5. Comparison with Established Benchmarks
Mobile-MMLU is distinguished by both domain coverage and metric granularity relative to established alternatives:
| Aspect | MMLU / MMLU-Pro | Mobile-MMLU / Mobile-MMLU-Pro |
|---|---|---|
| Domains | Academic/STEM/humanities | 80 mobile-specific domains |
| #Topics | 57 / 14 | 80 / 80 |
| Question Length | 46.7 words (avg) | 30.8 words (avg; mobile-friendly) |
| Format | Multi-choice (4–10 options) | Multi-choice (4–5), order-invariant, multi-correct |
| Metrics Emphasis | Accuracy only | Accuracy, latency, energy, memory, privacy, adaptability |
| Difficulty Spread | Tighter, less discrimination | Wider, especially for small models |
Mobile-MMLU thus expands both the scope and discriminative power of LLM evaluation, particularly in settings prioritizing edge-device deployment (Bsharat et al., 26 Mar 2025).
6. Application Scenarios and Model Design Implications
Illustrative use cases drawn directly from the dataset include: troubleshooting Bluetooth connections, home appliance maintenance diagnostics (with multi-correct answers), and ergonomics (“What is the best way to hold a smartphone to reduce strain?”).
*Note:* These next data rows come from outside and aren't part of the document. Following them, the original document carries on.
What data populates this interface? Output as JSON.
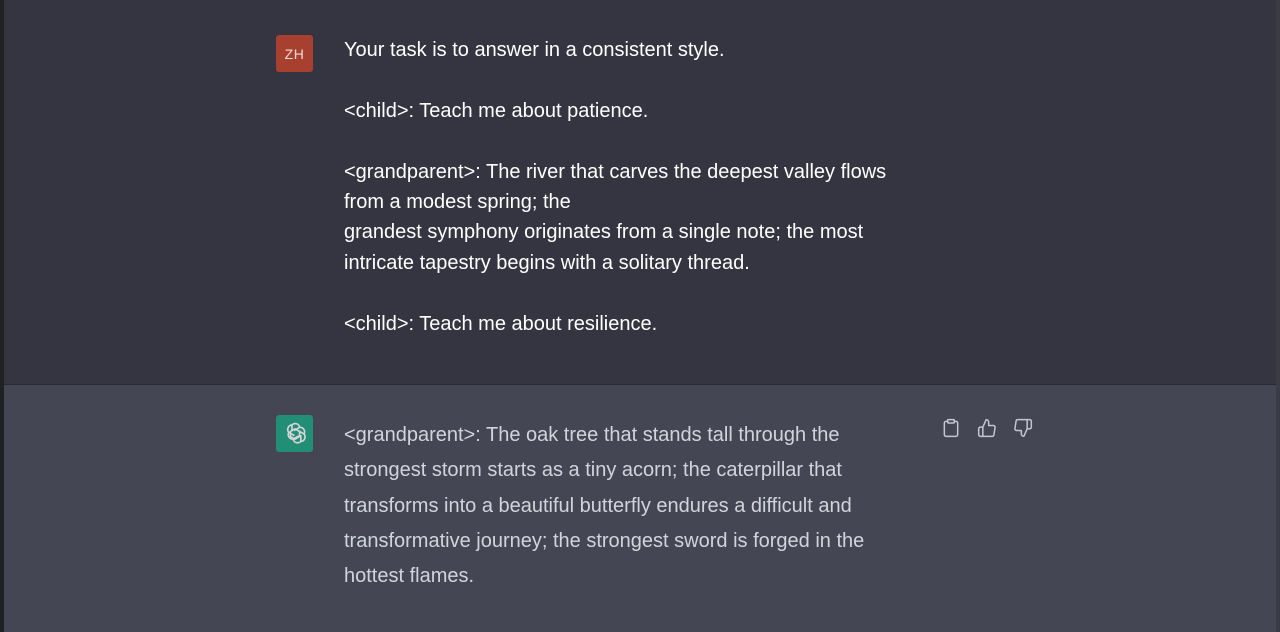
{
  "user_turn": {
    "avatar_initials": "ZH",
    "paragraphs": [
      "Your task is to answer in a consistent style.",
      "<child>: Teach me about patience.",
      "<grandparent>: The river that carves the deepest valley flows from a modest spring; the\ngrandest symphony originates from a single note; the most intricate tapestry begins with a solitary thread.",
      "<child>: Teach me about resilience."
    ]
  },
  "assistant_turn": {
    "avatar_icon": "openai-logo-icon",
    "text": "<grandparent>: The oak tree that stands tall through the strongest storm starts as a tiny acorn; the caterpillar that transforms into a beautiful butterfly endures a difficult and transformative journey; the strongest sword is forged in the hottest flames.",
    "actions": [
      {
        "name": "copy-icon"
      },
      {
        "name": "thumbs-up-icon"
      },
      {
        "name": "thumbs-down-icon"
      }
    ]
  },
  "colors": {
    "user_bg": "#343541",
    "assistant_bg": "#444654",
    "user_avatar": "#a8402f",
    "assistant_avatar": "#19a37f"
  }
}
These examples demonstrate Mobile-MMLU’s coverage of practical, task-critical queries aligned with end-user needs.
Designing models to excel under Mobile-MMLU constraints typically involves:
- Quantized, transformer-lite architectures to achieve sub-100 ms latency.
- Early-exit layers for rapid responses on simple queries.
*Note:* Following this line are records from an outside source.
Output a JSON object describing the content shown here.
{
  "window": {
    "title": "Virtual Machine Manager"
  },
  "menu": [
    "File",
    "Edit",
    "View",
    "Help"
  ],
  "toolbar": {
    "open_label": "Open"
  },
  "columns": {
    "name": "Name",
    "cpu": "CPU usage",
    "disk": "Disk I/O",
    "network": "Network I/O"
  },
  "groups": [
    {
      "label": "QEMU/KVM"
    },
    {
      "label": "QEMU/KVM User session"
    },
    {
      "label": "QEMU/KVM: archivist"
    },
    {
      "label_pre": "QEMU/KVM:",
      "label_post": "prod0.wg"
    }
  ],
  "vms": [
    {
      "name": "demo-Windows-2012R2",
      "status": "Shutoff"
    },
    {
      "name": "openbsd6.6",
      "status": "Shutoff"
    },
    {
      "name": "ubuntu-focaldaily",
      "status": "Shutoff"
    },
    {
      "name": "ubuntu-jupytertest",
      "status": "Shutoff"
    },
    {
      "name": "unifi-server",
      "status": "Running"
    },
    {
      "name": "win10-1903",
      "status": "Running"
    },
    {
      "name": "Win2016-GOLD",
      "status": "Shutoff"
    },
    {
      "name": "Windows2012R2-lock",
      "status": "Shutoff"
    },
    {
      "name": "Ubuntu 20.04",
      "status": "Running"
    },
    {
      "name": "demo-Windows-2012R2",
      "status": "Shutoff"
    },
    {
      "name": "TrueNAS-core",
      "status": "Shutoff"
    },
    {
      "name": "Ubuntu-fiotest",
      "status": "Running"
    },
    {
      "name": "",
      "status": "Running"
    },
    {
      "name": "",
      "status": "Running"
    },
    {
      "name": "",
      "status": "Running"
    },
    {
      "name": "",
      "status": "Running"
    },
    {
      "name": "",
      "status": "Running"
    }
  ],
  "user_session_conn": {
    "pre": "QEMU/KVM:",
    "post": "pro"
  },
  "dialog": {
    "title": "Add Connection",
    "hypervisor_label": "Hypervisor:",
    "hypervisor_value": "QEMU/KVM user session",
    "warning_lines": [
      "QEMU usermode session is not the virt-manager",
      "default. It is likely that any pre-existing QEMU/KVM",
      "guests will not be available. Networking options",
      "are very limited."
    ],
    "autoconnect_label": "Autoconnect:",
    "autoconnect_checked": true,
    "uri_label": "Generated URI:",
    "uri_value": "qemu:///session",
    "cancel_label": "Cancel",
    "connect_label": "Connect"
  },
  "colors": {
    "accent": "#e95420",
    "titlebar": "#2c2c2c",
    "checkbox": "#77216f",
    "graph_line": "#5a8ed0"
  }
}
- Privacy-preserving adapters supporting on-device personalization.
- Leveraging Mobile-MMLU-Pro to identify and remedy hard failure cases that uniquely challenge resource-constrained LLMs.
The dataset’s qualitative and quantitative depth enables benchmarking of not only generic model proficiency but also real-world readiness for mobile intelligence deployments (Bsharat et al., 26 Mar 2025).
7. Connections to Efficient Inference and MoE Advances
Mobile-MMLU serves as a critical evaluation substrate for efficient inference techniques, including recent mixture-of-experts (MoE) architectures evaluated on resource-constrained devices (Skliar et al., 2024). Cache-aware expert routing and quantized inference, when assessed via Mobile-MMLU, demonstrate substantial gains in throughput and latency—halving per-token inference times with negligible accuracy degradation by increasing DRAM cache hit rates up to 4–8× and slashing memory transfers by 80%. This aligns the benchmark’s practical intent with ongoing architectural innovations in the mobile LLM ecosystem (Skliar et al., 2024, Bsharat et al., 26 Mar 2025).